Père et fils © iStock

Un congé de paternité? Oui, si c’est un garçon

Stagiaire Le Vif

Une enquête réalisée en Californie a démontré que les pères seraient plus enclins à prendre un congé de paternité s’ils ont un garçon plutôt qu’une fille.

En 2004, une loi californienne permettant de prendre un congé parental rémunéré a été passée.
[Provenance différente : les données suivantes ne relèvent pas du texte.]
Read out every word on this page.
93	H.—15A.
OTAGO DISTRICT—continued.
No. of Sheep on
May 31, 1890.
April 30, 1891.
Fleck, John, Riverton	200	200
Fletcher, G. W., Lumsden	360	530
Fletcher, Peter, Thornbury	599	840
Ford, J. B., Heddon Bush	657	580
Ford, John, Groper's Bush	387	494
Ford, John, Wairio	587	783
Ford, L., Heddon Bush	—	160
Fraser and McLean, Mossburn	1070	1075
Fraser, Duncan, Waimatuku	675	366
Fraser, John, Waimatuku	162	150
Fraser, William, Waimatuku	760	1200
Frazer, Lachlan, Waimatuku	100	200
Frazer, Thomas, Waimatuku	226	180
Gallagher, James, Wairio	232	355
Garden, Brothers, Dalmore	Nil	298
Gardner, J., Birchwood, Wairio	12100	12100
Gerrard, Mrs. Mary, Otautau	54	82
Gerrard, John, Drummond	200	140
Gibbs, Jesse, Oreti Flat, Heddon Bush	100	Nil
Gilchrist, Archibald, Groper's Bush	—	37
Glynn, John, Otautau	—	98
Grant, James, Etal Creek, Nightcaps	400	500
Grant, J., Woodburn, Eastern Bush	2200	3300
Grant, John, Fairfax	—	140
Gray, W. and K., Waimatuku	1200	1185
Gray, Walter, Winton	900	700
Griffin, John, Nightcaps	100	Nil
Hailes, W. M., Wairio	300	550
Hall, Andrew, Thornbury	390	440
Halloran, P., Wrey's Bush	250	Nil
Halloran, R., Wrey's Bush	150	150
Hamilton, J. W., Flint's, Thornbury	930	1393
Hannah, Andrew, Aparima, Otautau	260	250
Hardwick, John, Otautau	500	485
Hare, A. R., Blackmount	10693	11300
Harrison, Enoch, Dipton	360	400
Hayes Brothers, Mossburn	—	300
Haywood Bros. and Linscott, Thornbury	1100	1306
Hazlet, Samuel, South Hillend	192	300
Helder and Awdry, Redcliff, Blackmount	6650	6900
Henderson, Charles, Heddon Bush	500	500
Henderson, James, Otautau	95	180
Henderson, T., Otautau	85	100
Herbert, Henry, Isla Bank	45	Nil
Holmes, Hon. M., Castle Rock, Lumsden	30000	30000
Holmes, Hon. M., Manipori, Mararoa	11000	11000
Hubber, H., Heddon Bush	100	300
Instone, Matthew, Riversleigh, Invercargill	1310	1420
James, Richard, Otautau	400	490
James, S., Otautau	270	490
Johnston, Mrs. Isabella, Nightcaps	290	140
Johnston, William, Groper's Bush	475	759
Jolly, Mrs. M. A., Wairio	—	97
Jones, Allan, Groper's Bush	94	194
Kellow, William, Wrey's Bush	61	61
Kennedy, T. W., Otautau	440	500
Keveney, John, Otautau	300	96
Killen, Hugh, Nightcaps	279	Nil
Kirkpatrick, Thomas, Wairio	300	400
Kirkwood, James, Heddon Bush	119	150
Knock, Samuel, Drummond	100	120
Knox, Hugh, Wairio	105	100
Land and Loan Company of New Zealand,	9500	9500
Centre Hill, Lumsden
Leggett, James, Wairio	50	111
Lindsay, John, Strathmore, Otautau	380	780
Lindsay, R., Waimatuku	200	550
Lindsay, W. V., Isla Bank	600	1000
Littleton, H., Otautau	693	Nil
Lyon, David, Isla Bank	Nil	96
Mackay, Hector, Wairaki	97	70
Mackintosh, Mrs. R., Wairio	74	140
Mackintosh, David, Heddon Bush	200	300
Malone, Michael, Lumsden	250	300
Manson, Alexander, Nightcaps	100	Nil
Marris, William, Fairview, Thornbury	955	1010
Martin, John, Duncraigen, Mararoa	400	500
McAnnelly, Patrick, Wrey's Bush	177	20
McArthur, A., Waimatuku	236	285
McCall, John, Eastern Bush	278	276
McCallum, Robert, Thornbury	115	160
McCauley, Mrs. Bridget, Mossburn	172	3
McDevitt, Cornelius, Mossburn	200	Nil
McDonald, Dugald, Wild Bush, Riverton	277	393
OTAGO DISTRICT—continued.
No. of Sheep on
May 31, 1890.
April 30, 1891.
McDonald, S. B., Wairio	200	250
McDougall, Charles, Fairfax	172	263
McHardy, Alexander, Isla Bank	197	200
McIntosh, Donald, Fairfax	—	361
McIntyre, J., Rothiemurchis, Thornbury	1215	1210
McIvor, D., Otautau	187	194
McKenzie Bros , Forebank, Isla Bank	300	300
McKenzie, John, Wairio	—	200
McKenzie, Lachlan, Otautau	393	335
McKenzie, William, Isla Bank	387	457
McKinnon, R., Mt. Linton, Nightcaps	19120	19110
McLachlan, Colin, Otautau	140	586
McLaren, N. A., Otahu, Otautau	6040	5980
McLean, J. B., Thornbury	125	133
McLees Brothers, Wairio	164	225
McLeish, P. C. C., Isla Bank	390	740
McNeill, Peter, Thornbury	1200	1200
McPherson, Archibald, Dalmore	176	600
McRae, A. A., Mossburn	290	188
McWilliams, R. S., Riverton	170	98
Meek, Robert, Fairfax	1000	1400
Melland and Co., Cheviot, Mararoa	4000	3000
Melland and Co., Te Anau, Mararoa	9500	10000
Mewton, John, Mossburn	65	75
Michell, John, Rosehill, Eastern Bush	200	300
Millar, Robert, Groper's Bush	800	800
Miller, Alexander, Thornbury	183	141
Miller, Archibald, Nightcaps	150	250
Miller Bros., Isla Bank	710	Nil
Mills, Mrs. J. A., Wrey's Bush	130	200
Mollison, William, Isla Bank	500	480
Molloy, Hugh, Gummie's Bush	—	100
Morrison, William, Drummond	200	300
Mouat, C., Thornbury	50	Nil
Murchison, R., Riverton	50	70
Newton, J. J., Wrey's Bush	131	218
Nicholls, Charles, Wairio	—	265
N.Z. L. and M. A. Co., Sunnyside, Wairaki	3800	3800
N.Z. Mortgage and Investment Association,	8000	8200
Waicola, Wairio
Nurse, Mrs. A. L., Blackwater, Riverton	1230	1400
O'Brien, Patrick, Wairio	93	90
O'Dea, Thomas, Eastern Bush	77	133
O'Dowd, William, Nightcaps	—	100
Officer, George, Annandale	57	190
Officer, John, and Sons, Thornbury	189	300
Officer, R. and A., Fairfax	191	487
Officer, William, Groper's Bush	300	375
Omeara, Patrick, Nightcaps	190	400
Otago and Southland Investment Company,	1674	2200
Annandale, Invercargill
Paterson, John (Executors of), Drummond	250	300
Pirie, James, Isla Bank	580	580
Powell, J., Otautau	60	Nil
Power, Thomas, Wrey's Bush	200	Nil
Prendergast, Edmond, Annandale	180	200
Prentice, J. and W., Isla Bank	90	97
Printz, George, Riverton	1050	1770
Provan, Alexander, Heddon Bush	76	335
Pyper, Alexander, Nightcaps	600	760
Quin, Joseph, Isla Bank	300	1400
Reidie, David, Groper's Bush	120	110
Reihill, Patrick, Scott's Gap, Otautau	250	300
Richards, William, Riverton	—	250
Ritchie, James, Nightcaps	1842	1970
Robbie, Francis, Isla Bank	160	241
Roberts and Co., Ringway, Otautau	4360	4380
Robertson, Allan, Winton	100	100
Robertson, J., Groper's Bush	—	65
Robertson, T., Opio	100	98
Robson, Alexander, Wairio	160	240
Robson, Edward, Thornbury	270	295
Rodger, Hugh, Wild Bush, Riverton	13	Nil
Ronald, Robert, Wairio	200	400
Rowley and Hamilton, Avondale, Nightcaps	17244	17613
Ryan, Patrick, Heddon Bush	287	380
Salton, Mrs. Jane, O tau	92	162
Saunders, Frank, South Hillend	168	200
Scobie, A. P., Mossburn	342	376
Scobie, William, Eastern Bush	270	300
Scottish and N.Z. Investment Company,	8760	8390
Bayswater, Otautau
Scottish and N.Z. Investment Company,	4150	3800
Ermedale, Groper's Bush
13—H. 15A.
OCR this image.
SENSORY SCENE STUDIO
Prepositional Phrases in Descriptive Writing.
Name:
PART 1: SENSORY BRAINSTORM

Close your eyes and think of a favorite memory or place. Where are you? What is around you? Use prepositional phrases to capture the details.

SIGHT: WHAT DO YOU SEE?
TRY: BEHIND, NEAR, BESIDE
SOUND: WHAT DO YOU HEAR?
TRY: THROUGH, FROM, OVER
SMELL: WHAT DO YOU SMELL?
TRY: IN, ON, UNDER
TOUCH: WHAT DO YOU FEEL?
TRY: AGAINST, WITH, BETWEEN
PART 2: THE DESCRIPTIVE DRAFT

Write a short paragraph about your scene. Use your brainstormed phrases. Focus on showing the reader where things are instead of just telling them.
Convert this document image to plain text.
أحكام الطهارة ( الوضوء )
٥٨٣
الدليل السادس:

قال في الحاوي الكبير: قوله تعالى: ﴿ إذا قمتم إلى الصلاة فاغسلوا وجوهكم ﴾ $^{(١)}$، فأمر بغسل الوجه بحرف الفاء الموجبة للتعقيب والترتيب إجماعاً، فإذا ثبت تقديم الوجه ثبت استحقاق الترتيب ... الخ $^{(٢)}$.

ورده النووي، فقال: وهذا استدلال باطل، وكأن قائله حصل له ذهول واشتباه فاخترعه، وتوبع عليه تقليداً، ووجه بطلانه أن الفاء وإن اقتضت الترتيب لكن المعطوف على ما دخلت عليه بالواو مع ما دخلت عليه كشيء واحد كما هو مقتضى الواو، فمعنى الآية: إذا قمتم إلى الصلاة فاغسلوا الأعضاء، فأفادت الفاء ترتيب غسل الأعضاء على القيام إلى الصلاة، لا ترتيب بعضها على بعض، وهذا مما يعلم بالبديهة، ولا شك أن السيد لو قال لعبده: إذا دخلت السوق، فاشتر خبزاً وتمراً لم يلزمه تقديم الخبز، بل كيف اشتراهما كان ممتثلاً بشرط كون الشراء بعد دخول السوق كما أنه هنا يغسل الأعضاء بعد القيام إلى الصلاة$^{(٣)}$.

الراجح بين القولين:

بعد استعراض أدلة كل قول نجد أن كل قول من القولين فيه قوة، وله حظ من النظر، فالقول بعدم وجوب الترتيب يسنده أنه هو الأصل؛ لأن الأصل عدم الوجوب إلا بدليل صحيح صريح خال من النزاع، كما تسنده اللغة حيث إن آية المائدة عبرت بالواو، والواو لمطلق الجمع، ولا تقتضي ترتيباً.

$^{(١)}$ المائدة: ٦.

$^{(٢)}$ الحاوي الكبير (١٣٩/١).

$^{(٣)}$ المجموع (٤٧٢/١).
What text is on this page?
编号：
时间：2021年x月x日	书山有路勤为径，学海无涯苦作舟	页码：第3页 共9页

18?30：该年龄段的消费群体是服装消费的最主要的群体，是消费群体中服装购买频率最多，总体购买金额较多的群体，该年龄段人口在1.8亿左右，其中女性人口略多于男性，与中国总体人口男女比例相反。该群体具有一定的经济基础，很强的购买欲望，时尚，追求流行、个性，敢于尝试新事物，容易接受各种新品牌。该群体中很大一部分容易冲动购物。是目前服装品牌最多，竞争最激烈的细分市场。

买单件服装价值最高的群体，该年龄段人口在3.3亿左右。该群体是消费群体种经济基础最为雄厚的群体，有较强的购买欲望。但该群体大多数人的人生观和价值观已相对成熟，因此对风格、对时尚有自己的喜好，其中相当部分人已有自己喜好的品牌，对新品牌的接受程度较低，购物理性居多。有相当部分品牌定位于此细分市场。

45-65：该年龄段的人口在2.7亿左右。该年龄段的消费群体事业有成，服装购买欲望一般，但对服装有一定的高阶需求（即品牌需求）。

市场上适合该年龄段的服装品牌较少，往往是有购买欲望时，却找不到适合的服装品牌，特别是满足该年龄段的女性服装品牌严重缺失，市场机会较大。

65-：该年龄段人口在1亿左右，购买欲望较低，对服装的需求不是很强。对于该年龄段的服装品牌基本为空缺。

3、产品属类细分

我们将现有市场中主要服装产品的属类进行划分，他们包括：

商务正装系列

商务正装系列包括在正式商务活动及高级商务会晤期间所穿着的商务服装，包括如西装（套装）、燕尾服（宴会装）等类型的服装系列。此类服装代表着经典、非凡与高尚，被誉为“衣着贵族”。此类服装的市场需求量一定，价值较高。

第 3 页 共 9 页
Des chercheurs de l’Université de Santa Barbara ont analysé les effets de cette loi. Les résultats sont plutôt positifs. En effet, la mesure a encouragé les pères à faire une pause pour s’occuper de leur enfant. Ils seraient environ 46% de plus à faire ce choix lors d’une naissance, rapporte Quartz. Et particulièrement, s’il s’agit d’un garçon.

Les Américains sont les seuls parmi les habitants des pays industrialisés à ne pas pouvoir profiter d’un congé parental obligatoire et rémunéré. Moins d’une entreprise sur six proposerait spontanément à ses employés de faire une pause à la naissance d’un enfant.

La Californie serait donc un modèle à suivre. Pourtant, l’étude révèle aussi que les papas prendraient plus facilement un congé de paternité si leur nouveau-né est un garçon que si c’est une fille. Le fait d’avoir un garçon augmenterait de 50% les chances qu’un homme prenne ce congé. De plus, les couples seraient 58% plus nombreux à prendre un congé parental s’ils ont un garçon. Il n’y a, par contre, aucune augmentation s’il s’agit d’une fille.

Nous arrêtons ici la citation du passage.